A bit pricey, but it's only about twice as much as the PCI card for MUCH better performance.


----------



## eric2006 (Feb 17, 2006)

Wow - thats expensive. But I wonder if I can justify it. Will this help with rendering times, burning DVD's, and other multimedia work, or will it just quicken up games and the mac os x "eye candy"?

And how many times better is AGP than PCI, would a 128 VRAM AGP card be equivalent to a 256 PCI card?


----------



## sinclair_tm (Feb 17, 2006)

there is a way to enable it for pci, i have done it on my 7500 running 10.2 and an ati 32mb card!  i'll post the how to when i get home.


----------



## Lt Major Burns (Feb 17, 2006)

basically, PCI bottlenecks anything more than an old ATi Rage128 16mb card. AGP 4x bottlenecks anything better than a Geforce 2/3, and AGP 8x bottlenecks all the latest cards, hence the need for PCI-e 16x.

PCI will cripple anything better than a 16mb card. choose the best bus.


----------



## sinclair_tm (Feb 18, 2006)

well heres the info i have, and what i used for my 8600 running 10.2.

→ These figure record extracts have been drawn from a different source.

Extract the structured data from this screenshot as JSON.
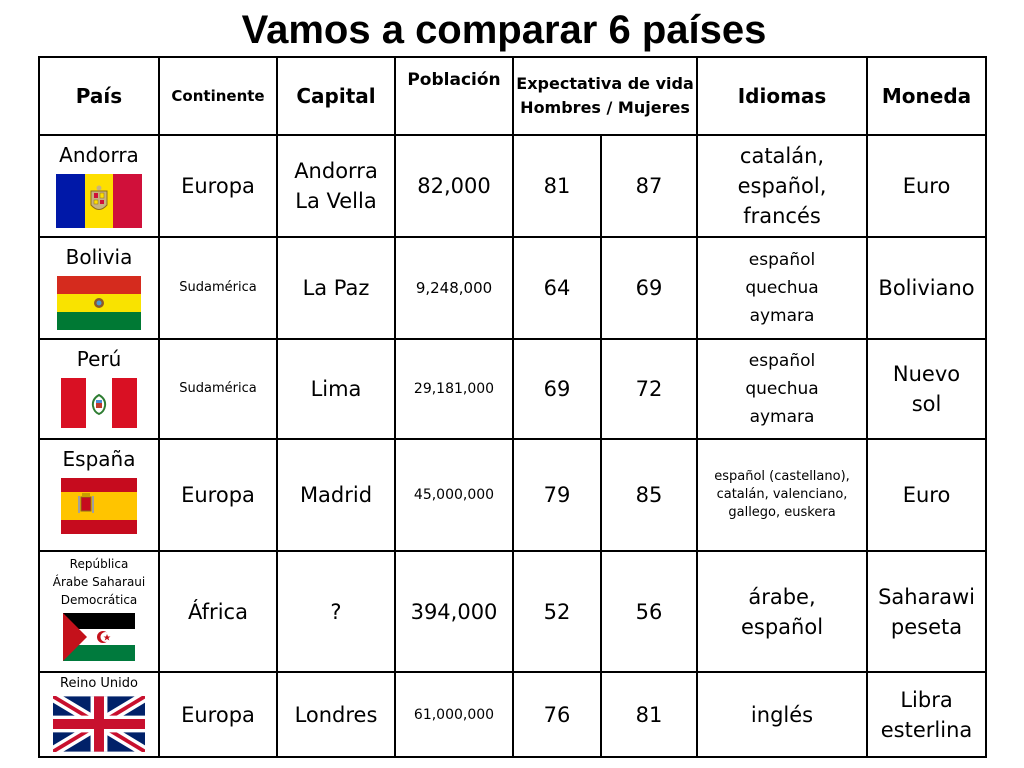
{
  "title": "Vamos a comparar 6 países",
  "headers": {
    "pais": "País",
    "continente": "Continente",
    "capital": "Capital",
    "poblacion": "Población",
    "expectativa_1": "Expectativa de vida",
    "expectativa_2": "Hombres / Mujeres",
    "idiomas": "Idiomas",
    "moneda": "Moneda"
  },
  "rows": [
    {
      "pais": "Andorra",
      "flag": "andorra-flag",
      "continente": "Europa",
      "capital_1": "Andorra",
      "capital_2": "La Vella",
      "poblacion": "82,000",
      "hombres": "81",
      "mujeres": "87",
      "idiomas_1": "catalán,",
      "idiomas_2": "español,",
      "idiomas_3": "francés",
      "moneda_1": "Euro"
    },
    {
      "pais": "Bolivia",
      "flag": "bolivia-flag",
      "continente": "Sudamérica",
      "capital_1": "La Paz",
      "poblacion": "9,248,000",
      "hombres": "64",
      "mujeres": "69",
      "idiomas_1": "español",
      "idiomas_2": "quechua",
      "idiomas_3": "aymara",
      "moneda_1": "Boliviano"
    },
    {
      "pais": "Perú",
      "flag": "peru-flag",
      "continente": "Sudamérica",
      "capital_1": "Lima",
      "poblacion": "29,181,000",
      "hombres": "69",
      "mujeres": "72",
      "idiomas_1": "español",
      "idiomas_2": "quechua",
      "idiomas_3": "aymara",
      "moneda_1": "Nuevo",
      "moneda_2": "sol"
    },
    {
      "pais": "España",
      "flag": "spain-flag",
      "continente": "Europa",
      "capital_1": "Madrid",
      "poblacion": "45,000,000",
      "hombres": "79",
      "mujeres": "85",
      "idiomas_1": "español (castellano),",
      "idiomas_2": "catalán, valenciano,",
      "idiomas_3": "gallego, euskera",
      "moneda_1": "Euro"
    },
    {
      "pais_1": "República",
      "pais_2": "Árabe Saharaui",
      "pais_3": "Democrática",
      "flag": "sahrawi-flag",
      "continente": "África",
      "capital_1": "?",
      "poblacion": "394,000",
      "hombres": "52",
      "mujeres": "56",
      "idiomas_1": "árabe,",
      "idiomas_2": "español",
      "moneda_1": "Saharawi",
      "moneda_2": "peseta"
    },
    {
      "pais": "Reino Unido",
      "flag": "uk-flag",
      "continente": "Europa",
      "capital_1": "Londres",
      "poblacion": "61,000,000",
      "hombres": "76",
      "mujeres": "81",
      "idiomas_1": "inglés",
      "moneda_1": "Libra",
      "moneda_2": "esterlina"
    }
  ]
}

> Enabling Quartz Extreme for PCI Macs?
> 6:00 AM | Andy Largent | 6 comments
> 
> 
> ...


i have not had the need to try it with anything else, namely because i went to a g4 with a geforce 2 in 4x agp slot.


----------



## eric2006 (Feb 18, 2006)

I've tried that, and another program. That does nothing, the program stops my computer from booting. I hesitate getting an AGP card.. because this computer is on it's last legs for video editing. I don't know how much an AGP card will help for video editing stuff.


----------